FICHA TÉCNICA



Título obra La secreta obscenidad de cada día

Autoría Marco Antonio de la Parra

Dirección Martín Acosta

Elenco Carlos Cobos, Arturo Reyes

Espacios teatrales Foro La Gruta




Cómo citar Rabell, Malkah. "La secreta obscenidad de cada día, las cenizas del teatro del absurdo". El Día, 1992. Reseña Histórica del Teatro en México 2.0-2.1. Sistema de información de la crítica teatral, <criticateatral2021.org>



TRANSCRIPCIÓN CON FORMATO

imagen facsimilar

El Día

Columna Se alza el telón

La secreta obscenidad de cada día, las cenizas del teatro del absurdo

Malkah Rabell

Extraño título: La secreta obscenidad de cada día que pertenece a la no menos extraña obra del autor chileno Marco Antonio de la Parra y que se representa actualmente en el breve teatro adjunto al Helénico: La Gruta. Obra extraña y misteriosa a menudo descabellada, como sienta a una representación de vanguardia, cuyo misterio no podemos descubrir en partes sin destrozar todo el edificio. Sólo nos queda por decir que empieza de una manera muy desagradable, casi pornográfica, aunque de un modo muy tenue, y continua desenvolviéndose en las más extraordinarias historias, cada vez más apasionantes, para terminar de un modo inesperado, tan impactante que nos levanta del asiento con un grito.

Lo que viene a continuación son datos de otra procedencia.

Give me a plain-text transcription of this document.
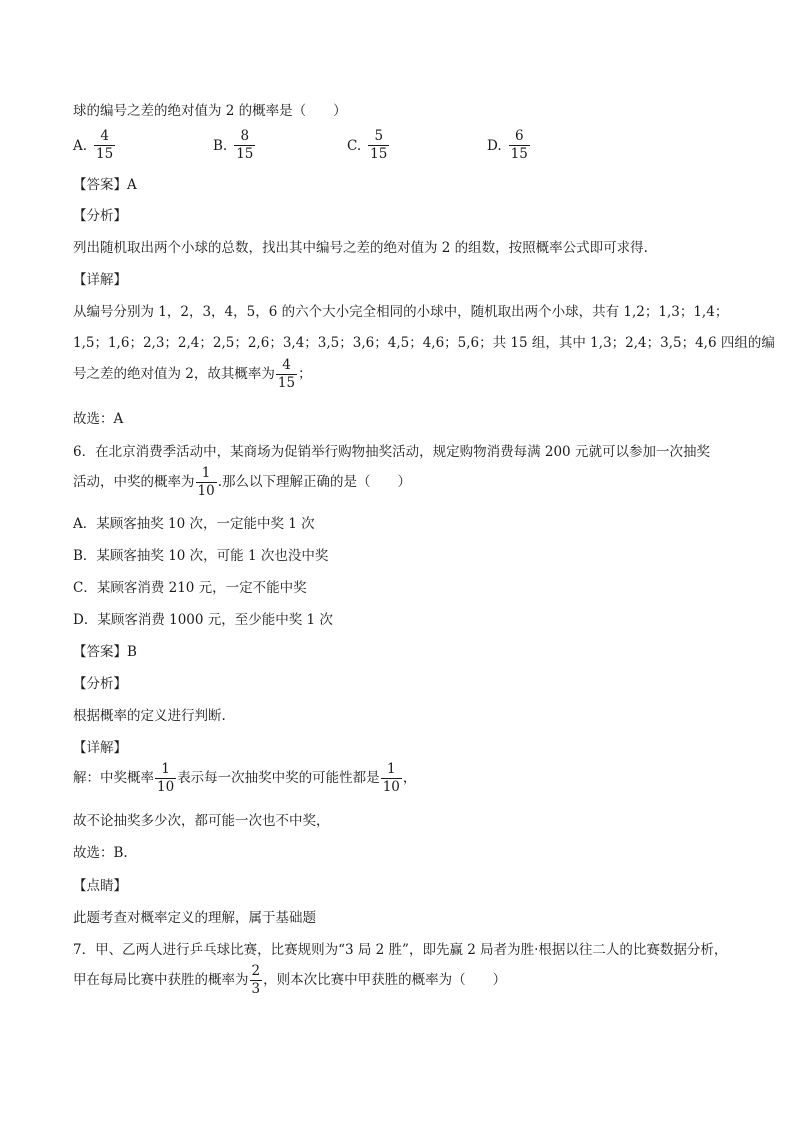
球的编号之差的绝对值为 2 的概率是（　　）
A. $\frac{4}{15}$	B. $\frac{8}{15}$	C. $\frac{5}{15}$	D. $\frac{6}{15}$
【答案】A
【分析】
列出随机取出两个小球的总数，找出其中编号之差的绝对值为 2 的组数，按照概率公式即可求得.
【详解】
从编号分别为 1，2，3，4，5，6 的六个大小完全相同的小球中，随机取出两个小球，共有 1,2；1,3；1,4；
1,5；1,6；2,3；2,4；2,5；2,6；3,4；3,5；3,6；4,5；4,6；5,6；共 15 组，其中 1,3；2,4；3,5；4,6 四组的编
号之差的绝对值为 2，故其概率为 $\frac{4}{15}$ ；
故选：A
6．在北京消费季活动中，某商场为促销举行购物抽奖活动，规定购物消费每满 200 元就可以参加一次抽奖
活动，中奖的概率为 $\frac{1}{10}$ .那么以下理解正确的是（　　）
A．某顾客抽奖 10 次，一定能中奖 1 次
B．某顾客抽奖 10 次，可能 1 次也没中奖
C．某顾客消费 210 元，一定不能中奖
D．某顾客消费 1000 元，至少能中奖 1 次
【答案】B
【分析】
根据概率的定义进行判断.
【详解】
解：中奖概率 $\frac{1}{10}$ 表示每一次抽奖中奖的可能性都是 $\frac{1}{10}$ ，
故不论抽奖多少次，都可能一次也不中奖，
故选：B.
【点睛】
此题考查对概率定义的理解，属于基础题
7．甲、乙两人进行乒乓球比赛，比赛规则为“3 局 2 胜”，即先赢 2 局者为胜·根据以往二人的比赛数据分析，
甲在每局比赛中获胜的概率为 $\frac{2}{3}$ ，则本次比赛中甲获胜的概率为（　　）
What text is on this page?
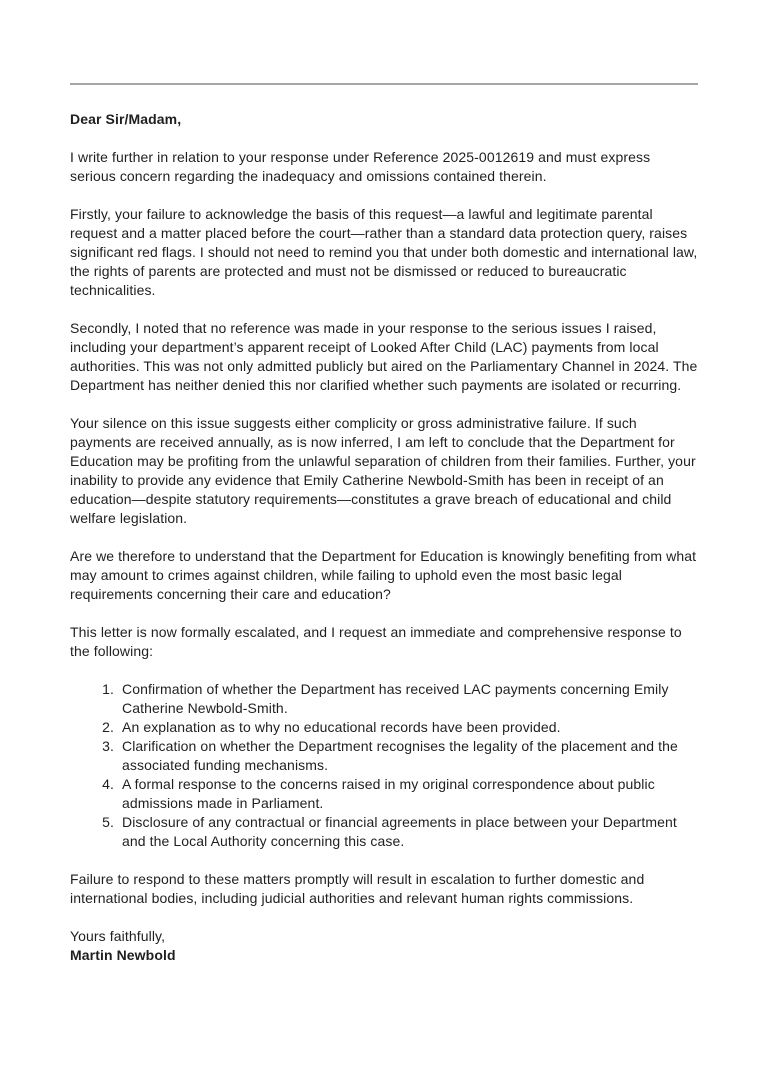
Dear Sir/Madam,

I write further in relation to your response under Reference 2025-0012619 and must express serious concern regarding the inadequacy and omissions contained therein.

Firstly, your failure to acknowledge the basis of this request—a lawful and legitimate parental request and a matter placed before the court—rather than a standard data protection query, raises significant red flags. I should not need to remind you that under both domestic and international law, the rights of parents are protected and must not be dismissed or reduced to bureaucratic technicalities.

Secondly, I noted that no reference was made in your response to the serious issues I raised, including your department’s apparent receipt of Looked After Child (LAC) payments from local authorities. This was not only admitted publicly but aired on the Parliamentary Channel in 2024. The Department has neither denied this nor clarified whether such payments are isolated or recurring.

Your silence on this issue suggests either complicity or gross administrative failure. If such payments are received annually, as is now inferred, I am left to conclude that the Department for Education may be profiting from the unlawful separation of children from their families. Further, your inability to provide any evidence that Emily Catherine Newbold-Smith has been in receipt of an education—despite statutory requirements—constitutes a grave breach of educational and child welfare legislation.

Are we therefore to understand that the Department for Education is knowingly benefiting from what may amount to crimes against children, while failing to uphold even the most basic legal requirements concerning their care and education?

This letter is now formally escalated, and I request an immediate and comprehensive response to the following:

1. Confirmation of whether the Department has received LAC payments concerning Emily Catherine Newbold-Smith.
2. An explanation as to why no educational records have been provided.
3. Clarification on whether the Department recognises the legality of the placement and the associated funding mechanisms.
4. A formal response to the concerns raised in my original correspondence about public admissions made in Parliament.
5. Disclosure of any contractual or financial agreements in place between your Department and the Local Authority concerning this case.

Failure to respond to these matters promptly will result in escalation to further domestic and international bodies, including judicial authorities and relevant human rights commissions.

Yours faithfully,

Martin Newbold
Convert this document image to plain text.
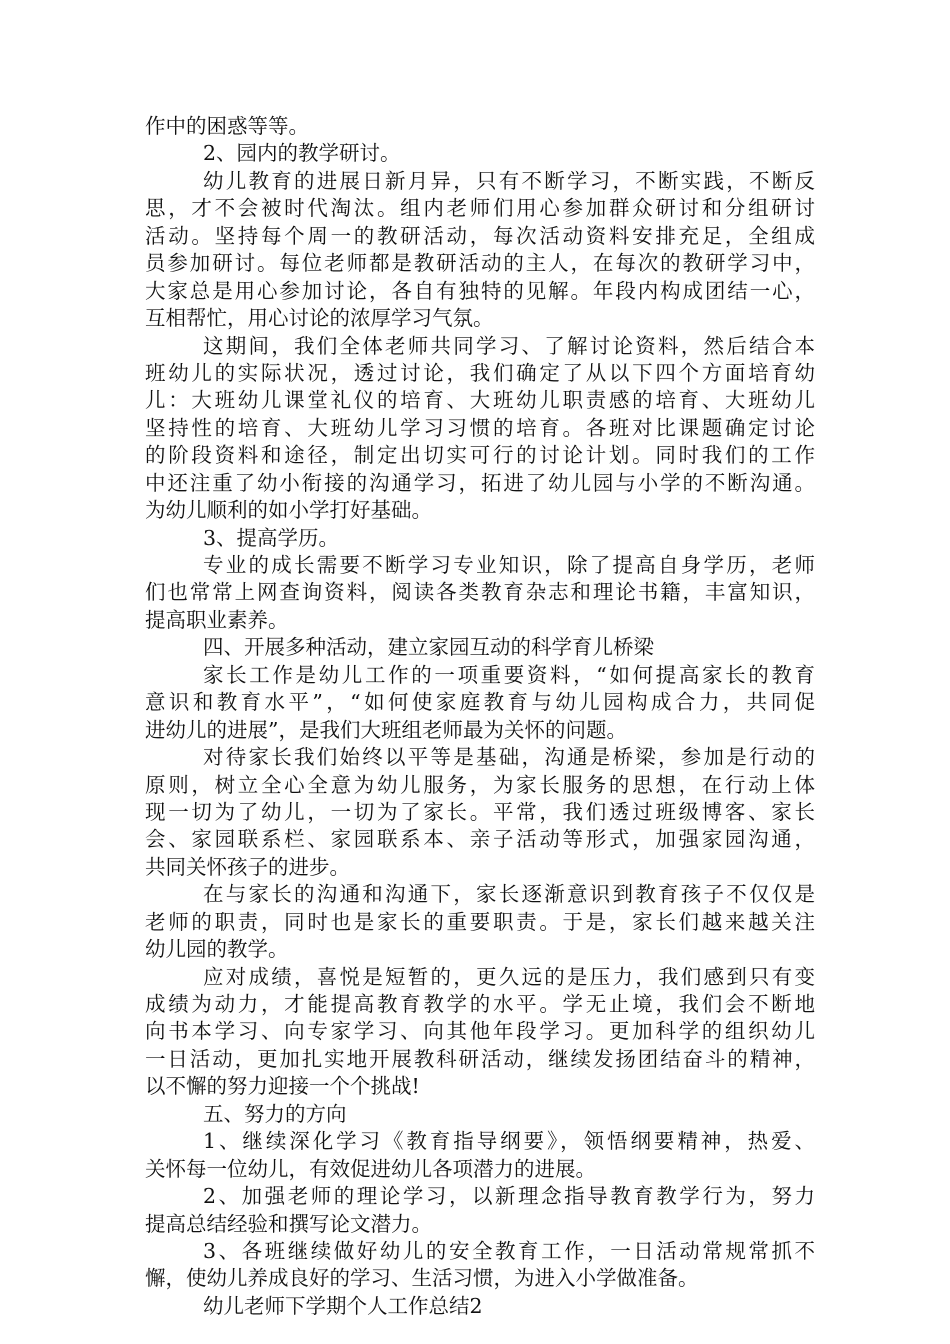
作中的困惑等等。
2、园内的教学研讨。
幼儿教育的进展日新月异，只有不断学习，不断实践，不断反
思，才不会被时代淘汰。组内老师们用心参加群众研讨和分组研讨
活动。坚持每个周一的教研活动，每次活动资料安排充足，全组成
员参加研讨。每位老师都是教研活动的主人，在每次的教研学习中，
大家总是用心参加讨论，各自有独特的见解。年段内构成团结一心，
互相帮忙，用心讨论的浓厚学习气氛。
这期间，我们全体老师共同学习、了解讨论资料，然后结合本
班幼儿的实际状况，透过讨论，我们确定了从以下四个方面培育幼
儿：大班幼儿课堂礼仪的培育、大班幼儿职责感的培育、大班幼儿
坚持性的培育、大班幼儿学习习惯的培育。各班对比课题确定讨论
的阶段资料和途径，制定出切实可行的讨论计划。同时我们的工作
中还注重了幼小衔接的沟通学习，拓进了幼儿园与小学的不断沟通。
为幼儿顺利的如小学打好基础。
3、提高学历。
专业的成长需要不断学习专业知识，除了提高自身学历，老师
们也常常上网查询资料，阅读各类教育杂志和理论书籍，丰富知识，
提高职业素养。
四、开展多种活动，建立家园互动的科学育儿桥梁
家长工作是幼儿工作的一项重要资料，“如何提高家长的教育
意识和教育水平”，“如何使家庭教育与幼儿园构成合力，共同促
进幼儿的进展”，是我们大班组老师最为关怀的问题。
对待家长我们始终以平等是基础，沟通是桥梁，参加是行动的
原则，树立全心全意为幼儿服务，为家长服务的思想，在行动上体
现一切为了幼儿，一切为了家长。平常，我们透过班级博客、家长
会、家园联系栏、家园联系本、亲子活动等形式，加强家园沟通，
共同关怀孩子的进步。
在与家长的沟通和沟通下，家长逐渐意识到教育孩子不仅仅是
老师的职责，同时也是家长的重要职责。于是，家长们越来越关注
幼儿园的教学。
应对成绩，喜悦是短暂的，更久远的是压力，我们感到只有变
成绩为动力，才能提高教育教学的水平。学无止境，我们会不断地
向书本学习、向专家学习、向其他年段学习。更加科学的组织幼儿
一日活动，更加扎实地开展教科研活动，继续发扬团结奋斗的精神，
以不懈的努力迎接一个个挑战!
五、努力的方向
1、继续深化学习《教育指导纲要》，领悟纲要精神，热爱、
关怀每一位幼儿，有效促进幼儿各项潜力的进展。
2、加强老师的理论学习，以新理念指导教育教学行为，努力
提高总结经验和撰写论文潜力。
3、各班继续做好幼儿的安全教育工作，一日活动常规常抓不
懈，使幼儿养成良好的学习、生活习惯，为进入小学做准备。
幼儿老师下学期个人工作总结2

Obra crecida sobre las cenizas del Teatro del Absurdo, aunque no se parece a ninguna de los maestros y jefes del género. Tal vez nos trae un lejano eco de Max Frisch con sus Incendiarios, con su infraestructura política, que puede ser adaptada a los más diversos movimientos que navegan ya con bandera roja, ya con bandera blanca o negra. El teatro del absurdo siempre se ha distinguido por su lucha contra todo arte politizado, tanto de Brecht como de Sartre. Y sin embargo, pese a sus protestas y a sus burlas ha sido siempre activamente político. Su única diferenciación de otros escenarios preocupados por tales manifestaciones, era su manera de darle a su tinte político un tono de "verdad eterna" como lo llamaba Ionesco: "muerte, enfermedad, miseria, amor, etcétera". Los incendiarios de Frisch podían representar tanto a la Nueva Izquierda como a los racistas de ayer y de hoy. Asimismo El rinoceronte de Ionesco podía ser aplicado a las más diversas causas y fenómenos, hoy a una manifestación y dentro de veinte años a otras totalmente distintas.

Algo semejante sucede con La secreta obscenidad de cada día, que se refiere en su título a esa obscenidad tan de moda en películas y dramas teatrales, y sin embargo se trata de un drama vanguardista totalmente politizado, y hasta partidario del terrorismo. Lo que no debe sorprendernos en un escritor chileno, cuyo país estuvo sometido durante tantos años a una sangrienta dictadura.

La puesta en escena debida a un joven director de mucho talento, de brillante imaginación y fuerte personalidad, Martín Acosta, presenta a dos protagonistas, únicos personajes del drama o tal vez comedia, Arturo Reyes y Carlos Cobos, en los papeles de Sigmundo el primero y de Carlos el segundo. El misterio de esos dos nombres es una de las facetas, tal vez la más importante, del misterio total de la obra. Tampoco podemos descubrirla sin arruinar todo el edificio de esa Secreta obscenidad de cada día, obra que forma una totalidad indisoluble. Y creo que por primera vez en mi vida admito la necesidad de callar la historia de toda la obra.

En cuanto al manejo de esos dos únicos personajes, el director ha puesto su sello en cada movimiento, en cada gesto y en cada expresión sonora de sus protagonistas, y éstos hacen gala de una disciplina dramática pocas veces llevada acabo en todo el transcurso del espectáculo con tanta estricta seriedad. Los dos papeles, los de Carlos y Segismundo, son especialmente difíciles, porque expresan diversas características y pasan más de una vez del drama a la comedia y hasta la farsa y cantan a dos voces, sobre todo Carlos Cobos demuestra tener buena voz y buen oído. Arturo Reyes y Carlos Cobos parecen entregarse a sus menesteres artísticos con toda el alma y todas las pasiones de su creatividad. La ovación que recibieron al final del espectáculo de esa renovada vanguardia, de un público formado en su mayoría por gente de teatro, fue la mejor demostración del entusiasmo que le mereció al auditorio esa extraña obra.

El espectáculo carecía de escenografía, pero en cambio tenían un excelente manejo de luces, tan importante en el modesto teatro.

Me atrevo a decir que en el presente año es éste el mejor grupo que se presenta, sobre todo en su afán de "teatro de búsqueda".